Donnerstag, 30. April 2015

Der Fake Faktor - Im Sommerloch

Donnerstag, 23. Mai 1996

Es ist notabene nicht im Interesse Borns, dass seine Affäre im Frühsommer durch Schlagzeilen anderer Aktualitäten abgelöst und in den Hintergrund gedrängt wird. Daher arbeiten Born und sein Anwalt wie besessen daran, die Medien weiterhin für den Fall zu interessieren. Die Taktik: die öffentliche Meinung zu Gunsten des Häftlings in Untersuchungshaft zu beeinflussen. Sie haben Erfolg: Ende Mai beginnt für stern TV wegen einer Vorabmeldung der Münchner Zeitschrift Playboy eine neue Zitterpartie. In einer mehrseitigen Erklärung stellt Born das Magazin als Mitwisser hin. Sofort zitiert AP aus dem Beitrag:

„Es ist (...) heuchlerisch, wenn all die Redakteure und Verantwortlichen jetzt aufschreien und überrumpelt tun. Denn ich (...) habe lediglich praktiziert, was diese Leute, von denen ich (...) finanziell abhängig war, gewollt und oft nicht nur stillschweigend geduldet haben.“ (...) Ein Redakteur von stern TV habe ihn bereits bei seinem ersten „faulen Beitrag“ auf gewisse Ungereimtheiten im Rohmaterial hingewiesen."

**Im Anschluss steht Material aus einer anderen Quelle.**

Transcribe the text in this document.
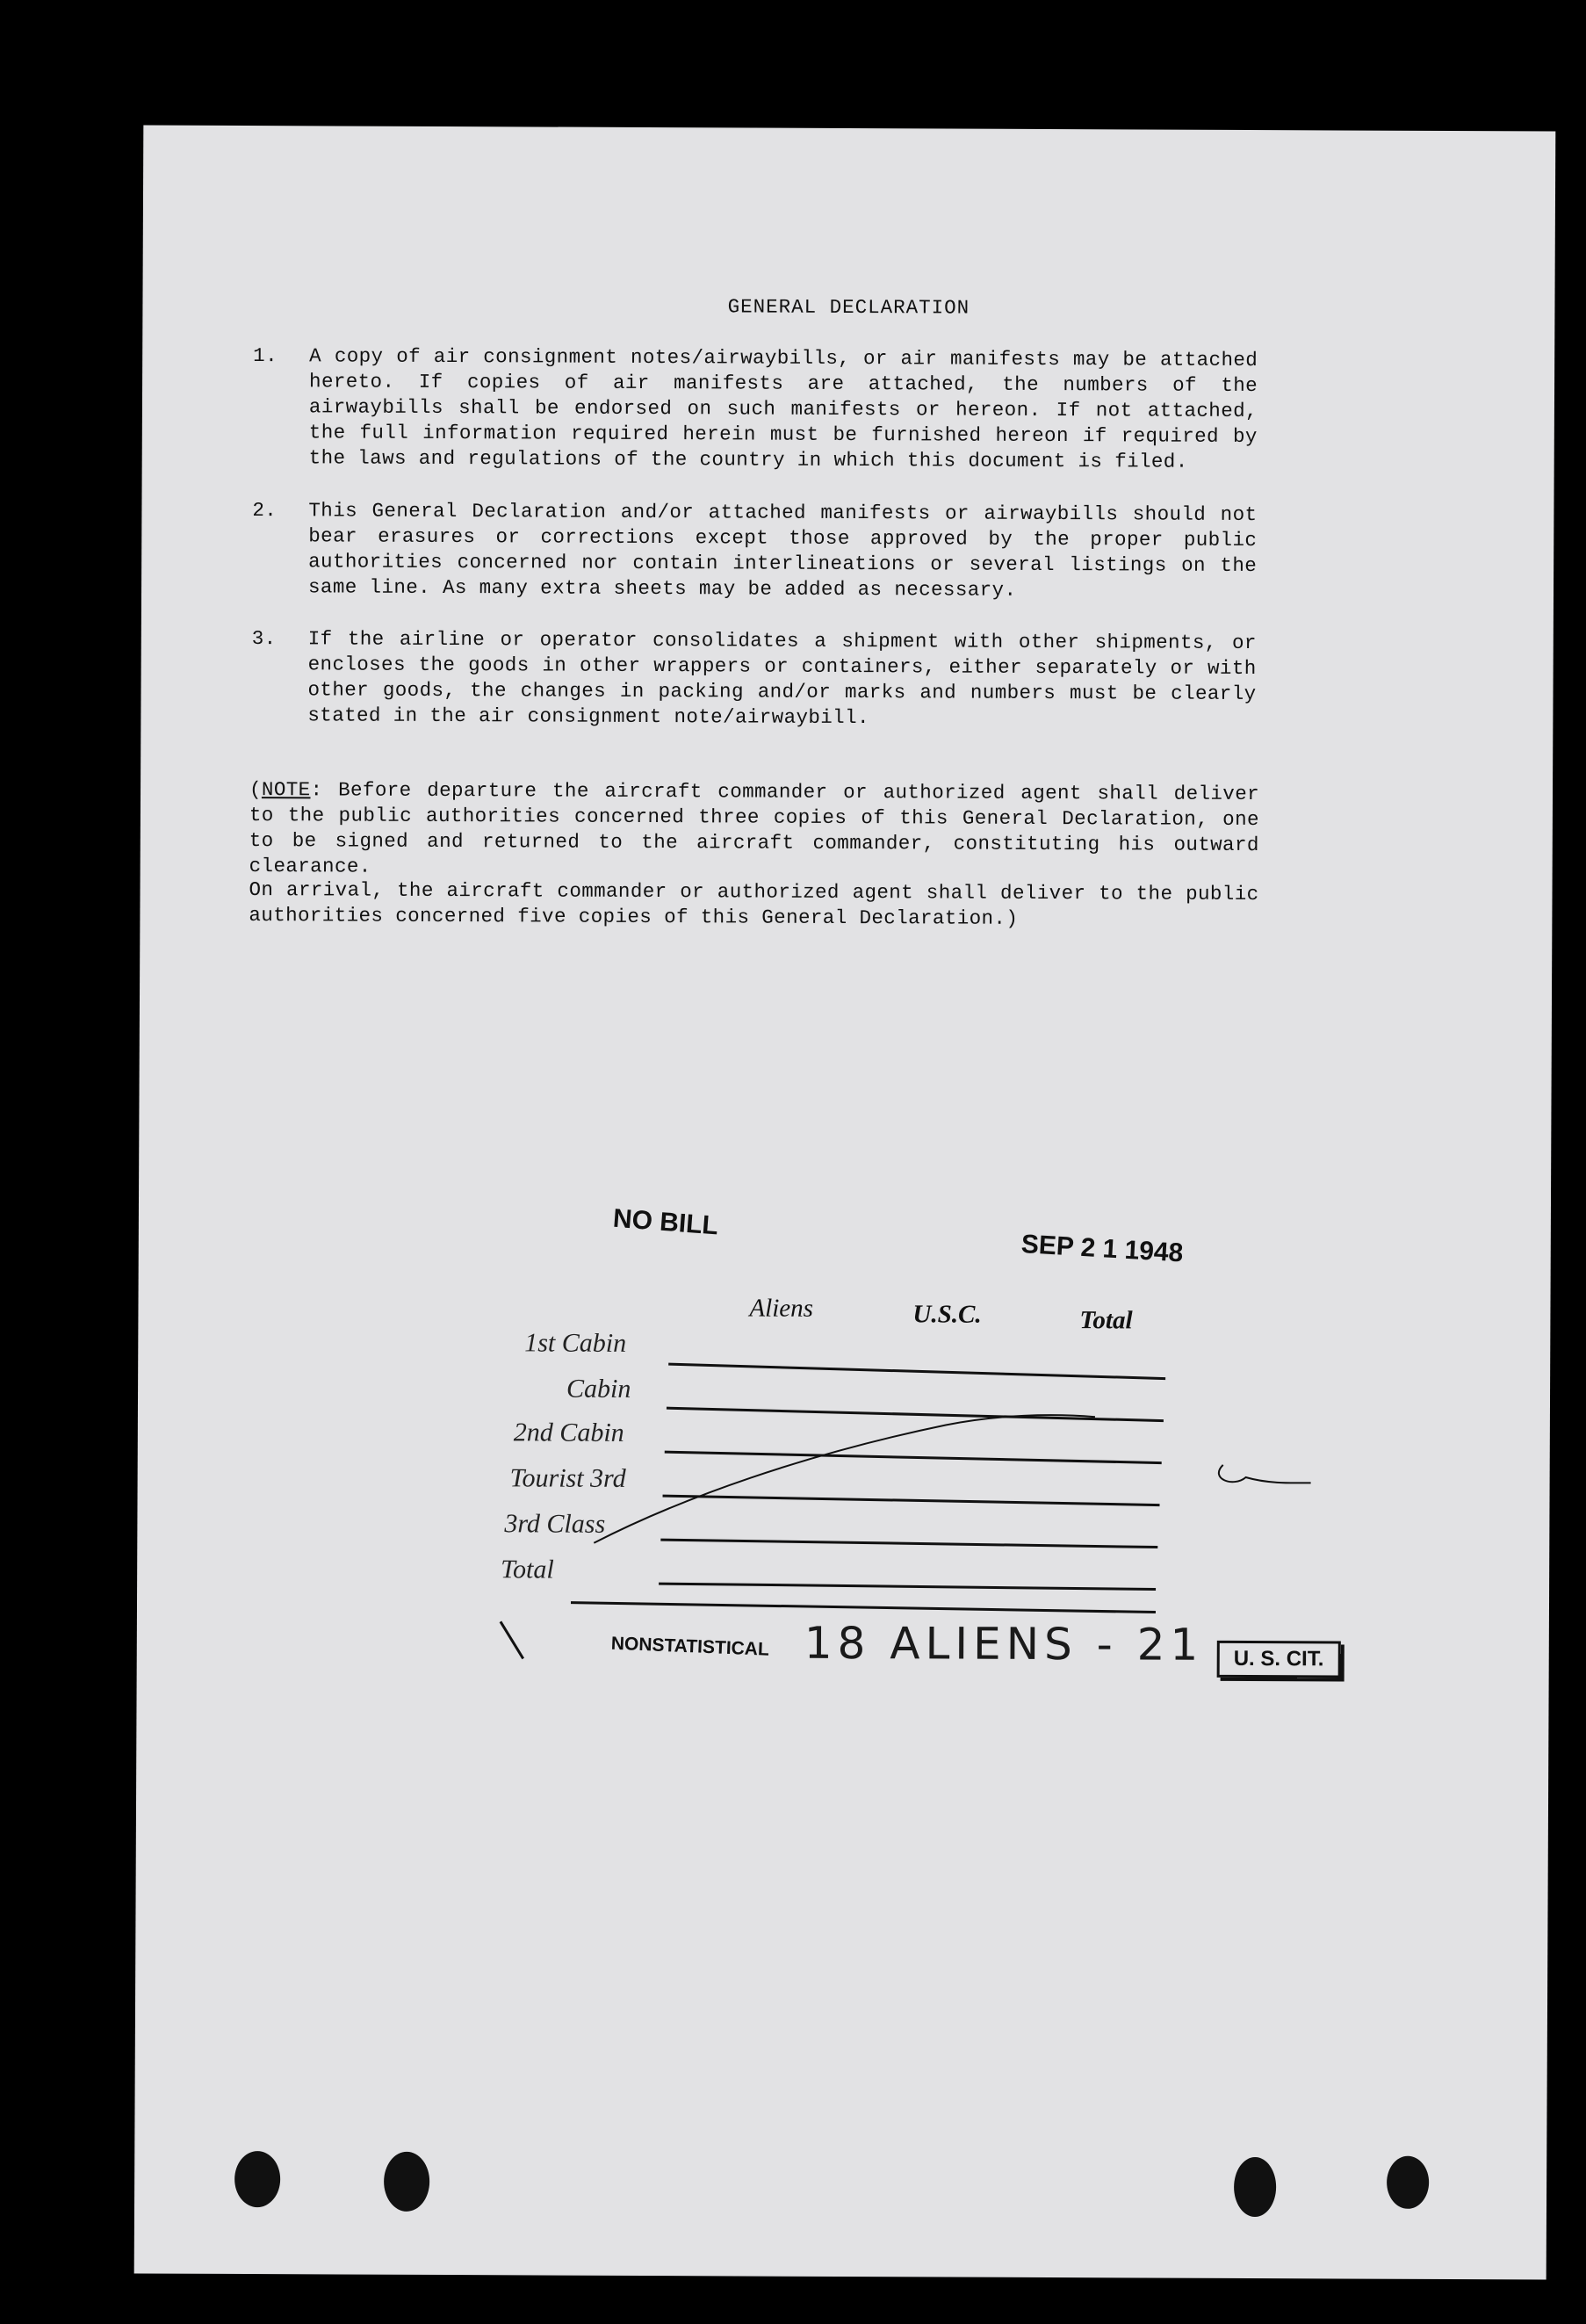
GENERAL DECLARATION
1. A copy of air consignment notes/airwaybills, or air manifests may be attached hereto. If copies of air manifests are attached, the numbers of the airwaybills shall be endorsed on such manifests or hereon. If not attached, the full information required herein must be furnished hereon if required by the laws and regulations of the country in which this document is filed.
2. This General Declaration and/or attached manifests or airwaybills should not bear erasures or corrections except those approved by the proper public authorities concerned nor contain interlineations or several listings on the same line. As many extra sheets may be added as necessary.
3. If the airline or operator consolidates a shipment with other shipments, or encloses the goods in other wrappers or containers, either separately or with other goods, the changes in packing and/or marks and numbers must be clearly stated in the air consignment note/airwaybill.
(NOTE: Before departure the aircraft commander or authorized agent shall deliver to the public authorities concerned three copies of this General Declaration, one to be signed and returned to the aircraft commander, constituting his outward clearance.
On arrival, the aircraft commander or authorized agent shall deliver to the public authorities concerned five copies of this General Declaration.)
NO BILL
SEP 2 1 1948
Aliens	U.S.C.	Total
1st Cabin
Cabin
2nd Cabin
Tourist 3rd
3rd Class
Total
NONSTATISTICAL 18 ALIENS - 21	U. S. CIT.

Mit dieser Meldung ist die nächste Runde im Rennen um Schlagzeilen eröffnet. Wieder versucht Born, das Magazin vor sich herzutreiben. Diesmal allerdings wehrt es sich vehement und geht mit einer drastischen Presseerklärung in die Offensive: 

"Als „absurdes Sammelsurium unwahrer Schutzbehauptungen“ hat stern TV die Anschuldigungen von TV-Fälscher Michael Born zurückgewiesen, stern TV-Mitarbeiter hätten von seinem Betrug gewusst. (...) stern TV-Chefredakteur Andreas Zaik (...) betonte, dass er das nötige Geschick und die kriminelle Energie habe, „um Kollegen und Öffentlichkeit in die Irre zu führen.“

Die Abwehrmaßnahme hat Erfolg: Nur einzelne Tageszeitungen berichten über Borns Anfeindungen im Playboy. Zeitgleich erhält stern TV-Anwalt Seibert den Auftrag, auf juristischem Wege gegen die Behauptungen vorzugehen.

Mittwoch, 26. Juni 1996

Dann der Haftprüfungstermin am Oberlandesgericht Koblenz: Zwar sehen zu diesem Zeitpunkt bereits Gericht und Staatsanwaltschaft Koblenz die „uneingeschränkte Glaubwürdigkeit der Redaktionen“ als fraglich an. Sie gehen aber nicht so weit, eine Mittäterschaft der Redaktionen zu behaupten. Die Staatsanwaltschaft Koblenz erhebt Anklage gegen den mutmaßlichen TV-Fälscher. Danach legt sich das Sommerloch über Deutschland.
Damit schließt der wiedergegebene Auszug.